My right hon. Friend the Member for Rotherham (Mr MacShane) brought his usual knowledge and passion to this debate. He reminded us once again that our relationship with the European Union is central to our economic future. If we are to make any economic progress whatever, we need a policy of being at the heart of Europe, rather than being isolated in Europe. He was also right to make the point that the failure of the strategic defence review was not just a failure to respond to the defence challenges of the future; rather, it amounted to waving the white flag to the Treasury, in terms of the resources available to fulfil our various responsibilities.

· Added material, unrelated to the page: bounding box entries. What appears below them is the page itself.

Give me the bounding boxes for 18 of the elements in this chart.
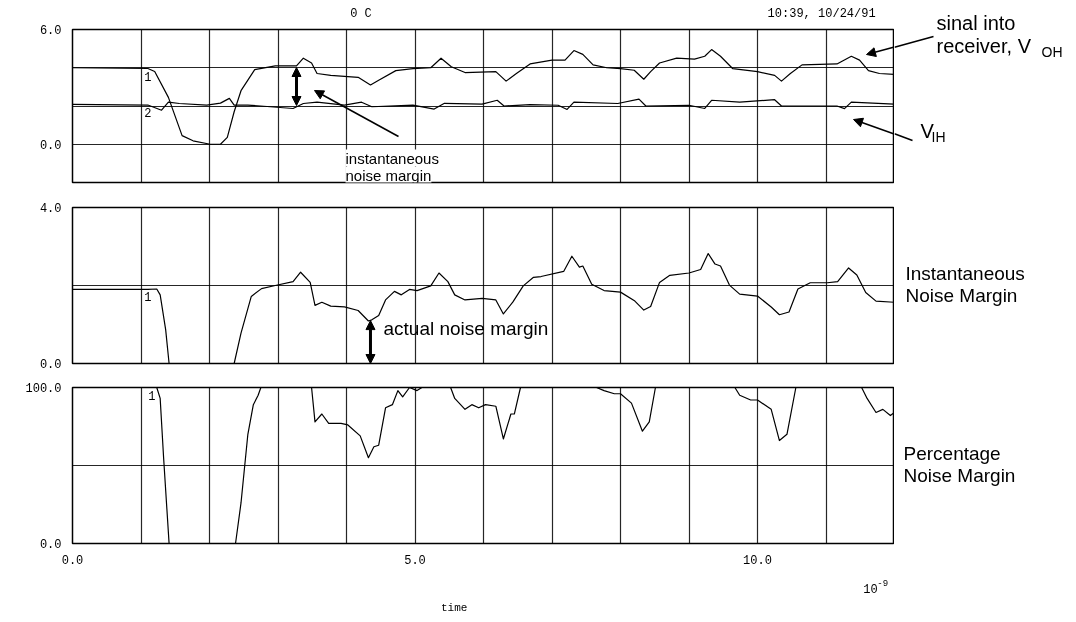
- series-label: 1: [144, 70, 152, 85]
- text: 0 C: [350, 7, 372, 22]
- y-tick-label: 100.0: [25, 382, 62, 396]
- y-axis-title: Instantaneous Noise Margin: [905, 263, 1025, 306]
- series-label: 1: [144, 291, 152, 306]
- y-tick-label: 0.0: [39, 138, 62, 153]
- y-tick-label: 4.0: [39, 202, 62, 216]
- x-tick-label: 10.0: [743, 553, 772, 568]
- y-tick-label: 0.0: [39, 538, 62, 552]
- y-tick-label: 0.0: [39, 358, 62, 372]
- text: 10:39, 10/24/91: [767, 7, 876, 22]
- y-axis-title: Percentage Noise Margin: [903, 443, 1016, 486]
- x-tick-label: 0.0: [61, 553, 84, 568]
- y-tick-label: 6.0: [39, 24, 62, 38]
- series-label: 2: [144, 107, 152, 122]
- x-tick-label: 5.0: [404, 553, 426, 568]
- series-label: 1: [148, 389, 156, 404]
- x-axis-title: time: [441, 602, 468, 615]
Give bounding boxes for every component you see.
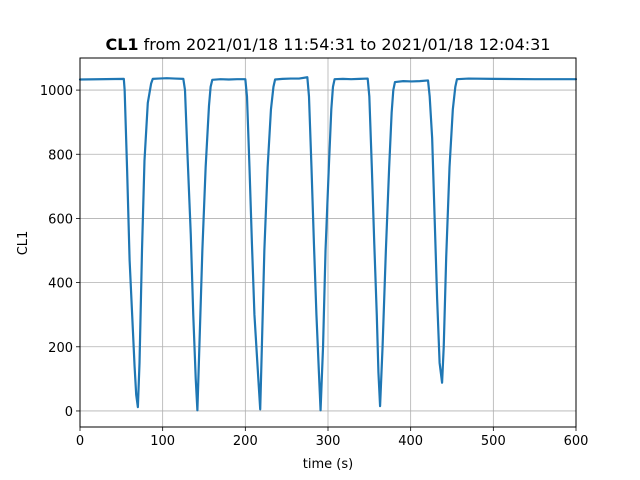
y-axis-label: CL1 bbox=[16, 231, 31, 256]
x-tick-label: 500 bbox=[481, 434, 506, 449]
chart-title-rest: from 2021/01/18 11:54:31 to 2021/01/18 1… bbox=[139, 35, 551, 54]
x-axis-label: time (s) bbox=[303, 457, 353, 472]
y-tick-label: 800 bbox=[48, 148, 73, 163]
plot-frame bbox=[79, 57, 577, 428]
x-tick-label: 100 bbox=[150, 434, 175, 449]
series-line bbox=[78, 76, 578, 412]
grid-lines bbox=[79, 58, 577, 427]
plot-series bbox=[78, 76, 578, 412]
y-axis: 0 200 400 600 800 1000 bbox=[40, 84, 80, 420]
x-tick-label: 200 bbox=[233, 434, 258, 449]
chart-title-bold: CL1 bbox=[105, 35, 138, 54]
x-tick-label: 300 bbox=[316, 434, 341, 449]
y-tick-label: 1000 bbox=[40, 84, 73, 99]
y-tick-label: 0 bbox=[65, 405, 73, 420]
x-tick-label: 400 bbox=[398, 434, 423, 449]
y-tick-label: 200 bbox=[48, 341, 73, 356]
y-tick-label: 400 bbox=[48, 277, 73, 292]
y-tick-label: 600 bbox=[48, 212, 73, 227]
chart-title: CL1 from 2021/01/18 11:54:31 to 2021/01/… bbox=[105, 35, 550, 54]
x-tick-label: 600 bbox=[564, 434, 589, 449]
x-axis: 0 100 200 300 400 500 600 bbox=[76, 427, 589, 449]
x-tick-label: 0 bbox=[76, 434, 84, 449]
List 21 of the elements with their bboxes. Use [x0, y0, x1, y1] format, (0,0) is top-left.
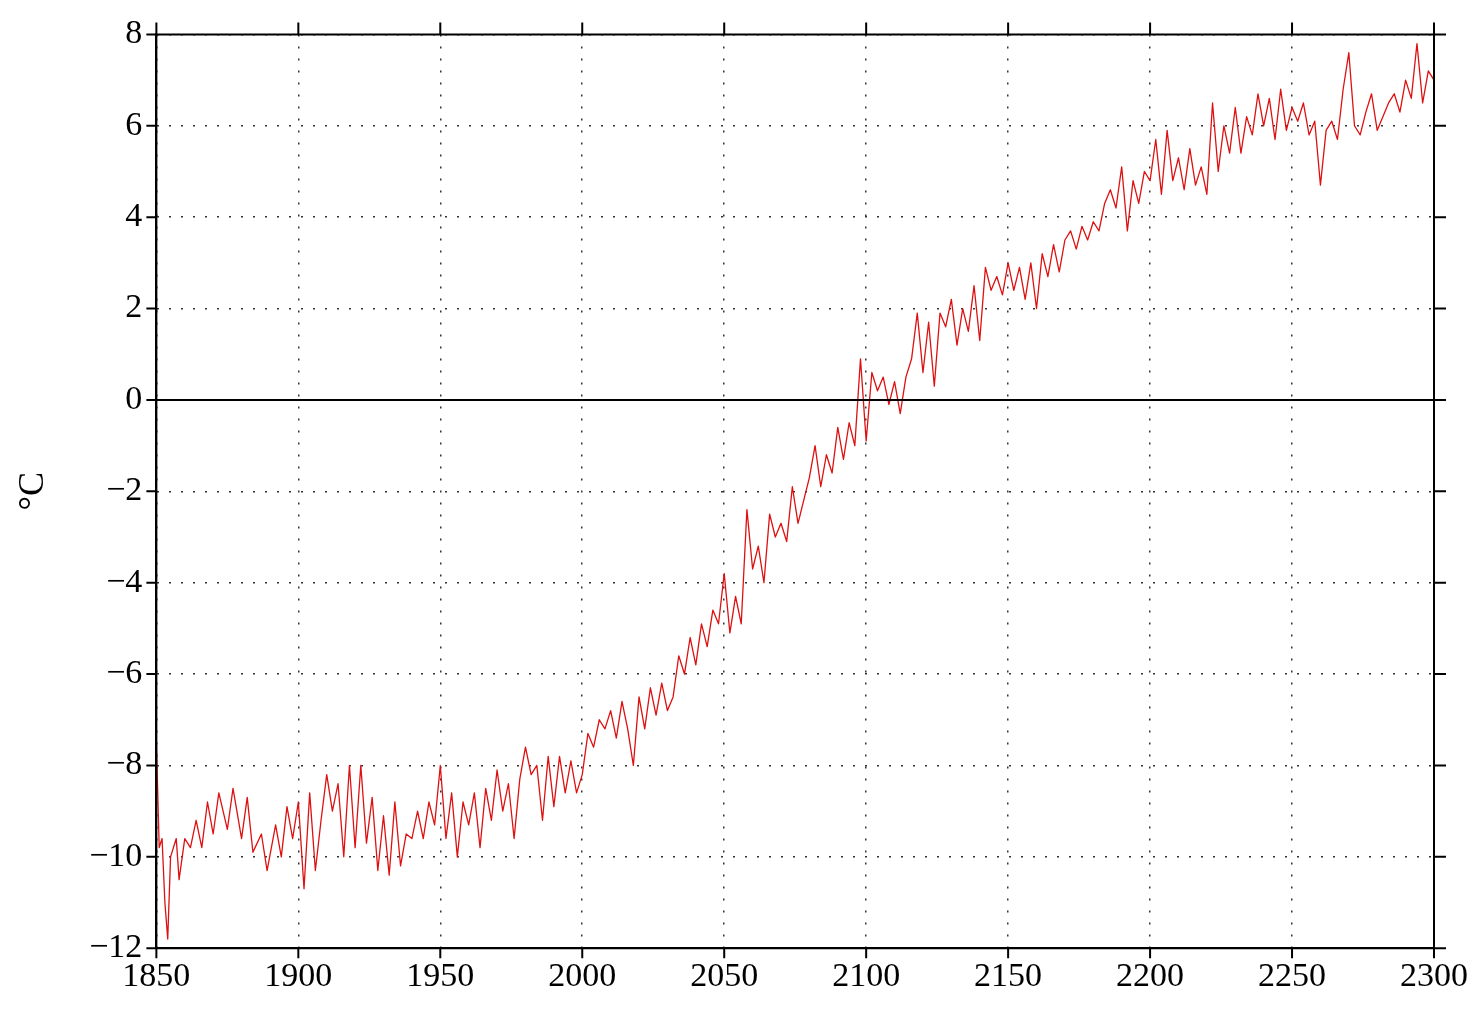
y-tick-label: 6 [125, 104, 143, 142]
x-tick-label: 2050 [690, 955, 759, 993]
x-tick-label: 2000 [548, 955, 617, 993]
y-tick-label: 8 [125, 13, 143, 51]
y-tick-label: 4 [125, 196, 143, 234]
x-tick-label: 2300 [1400, 955, 1468, 993]
x-tick-label: 2100 [832, 955, 901, 993]
y-tick-label: 2 [125, 287, 143, 325]
x-tick-label: 1950 [406, 955, 475, 993]
x-tick-label: 2150 [974, 955, 1043, 993]
y-tick-label: −12 [89, 927, 143, 965]
x-tick-label: 2200 [1116, 955, 1185, 993]
x-tick-label: 2250 [1258, 955, 1327, 993]
y-tick-label: 0 [125, 378, 143, 416]
y-axis-title: °C [11, 472, 52, 511]
y-tick-label: −2 [106, 470, 143, 508]
y-tick-label: −4 [106, 561, 143, 599]
x-tick-label: 1900 [264, 955, 333, 993]
y-tick-label: −8 [106, 744, 143, 782]
y-tick-label: −6 [106, 652, 143, 690]
y-tick-label: −10 [89, 835, 143, 873]
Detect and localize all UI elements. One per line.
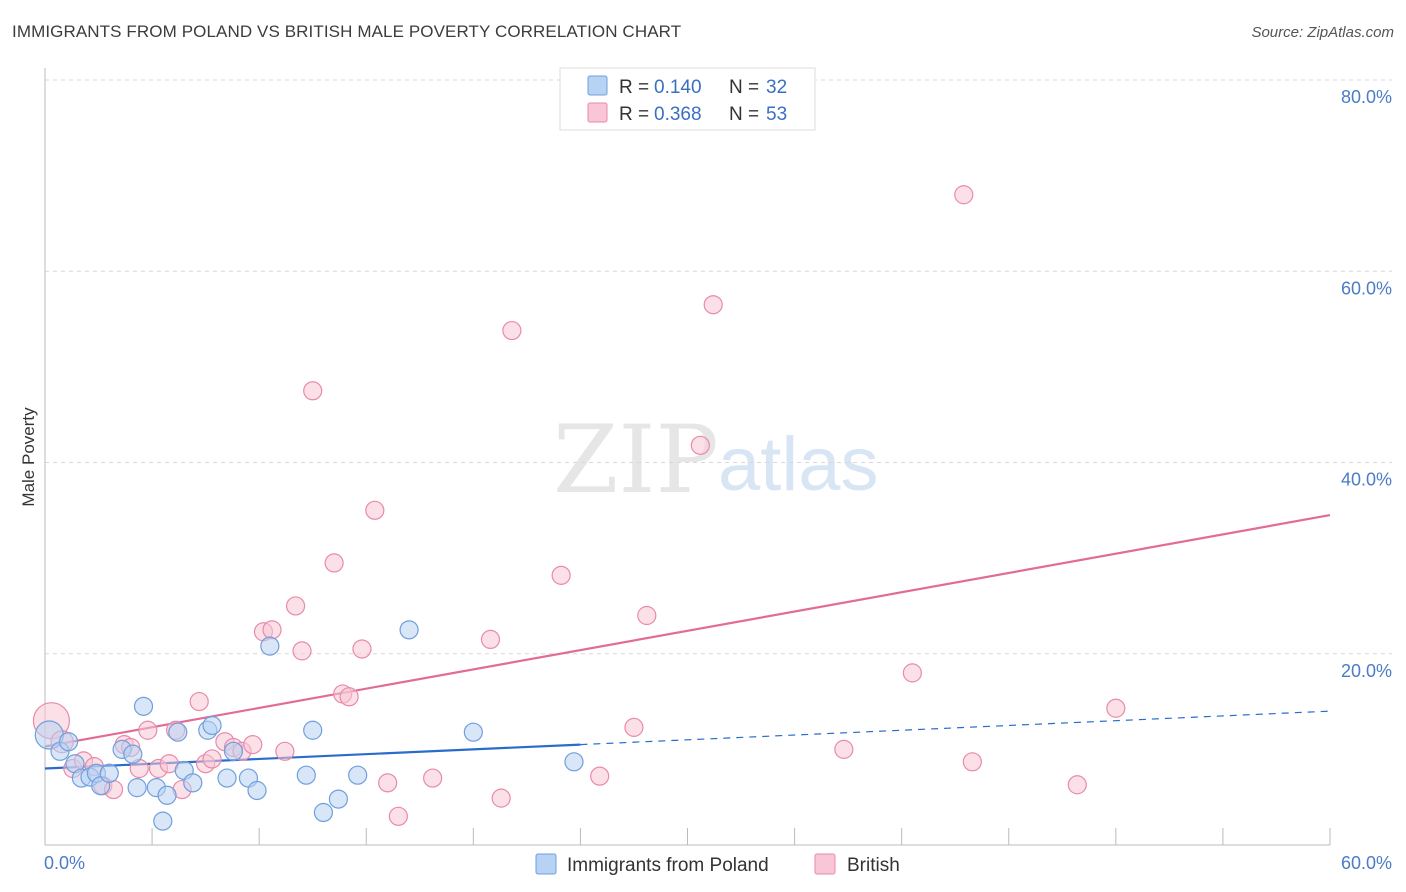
british-point — [1106, 698, 1126, 718]
british-point — [551, 565, 571, 585]
poland-point — [564, 752, 584, 772]
british-point — [491, 788, 511, 808]
poland-point — [202, 715, 222, 736]
british-point — [423, 768, 443, 788]
poland-point — [463, 722, 483, 742]
poland-point — [58, 732, 79, 752]
british-point — [954, 185, 974, 205]
british-point — [243, 734, 263, 755]
british-point — [502, 320, 522, 341]
legend-n-value: 53 — [766, 104, 787, 125]
british-point — [690, 435, 710, 455]
british-trend-line — [44, 514, 1331, 748]
watermark-zip: ZIP — [553, 406, 719, 515]
poland-point — [348, 765, 368, 785]
bottom-legend-label-british: British — [847, 855, 900, 876]
watermark-atlas: atlas — [718, 422, 879, 507]
british-point — [365, 500, 385, 520]
poland-point — [127, 778, 147, 798]
legend-r-label: R = — [619, 77, 649, 98]
poland-point — [223, 741, 244, 761]
bottom-legend: Immigrants from Poland British — [535, 853, 900, 876]
data-points — [32, 185, 1126, 831]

The hon. Member for South West Wiltshire (Dr Murrison) talked about the Sahel. I recently visited Chad, and he was absolutely right to raise that part of the world, for two reasons. The first is that we have a food emergency there right now. As we meet in this House this evening, there are literally hundreds of thousands of people who are worried about whether their families will be able to have one meal a day. However, the Sahel is also a part of the world that has the potential to be the next breeding ground for terrorism and insecurity. The Secretary of State for International Development has often said that the area is primarily a responsibility for the French, and I do not totally disagree with him. However, we must also understand that, even if we are not going to provide a lot of aid, we should provide political leadership by saying that that part of the world is incredibly important for stability and security, as well as from a humanitarian point of view.

My hon. Friend the Member for Leeds North East (Fabian Hamilton) raised the question of Tibet. I was privileged to be the first British Minister to be allowed to visit Tibet in 50 years, when I was a Foreign Office Minister. We should use every opportunity to say to the Chinese that we keep a close eye on human rights, freedom of expression and freedom of faith in Tibet, and that we have serious concerns about the human rights abuses that continue to occur.

My hon. Friend the Member for Edinburgh North and Leith (Mark Lazarowicz) rightly talked about the importance of trying to prevent fragile states from falling into worse disrepair. It is important to stress, in a debate such as this, the need strategically to bring together defence, diplomacy and development.

My hon. Friend the Member for Sheffield, Heeley (Meg Munn) does a tremendous job in fulfilling her role as vice-chair of the Westminster Foundation for Democracy. She rightly pointed out that although we should welcome the tremendous progress made in Burma in recent times—progress that none of us could have expected—we cannot afford to be complacent. There is still a long way to go, and we need to send that message at every opportunity.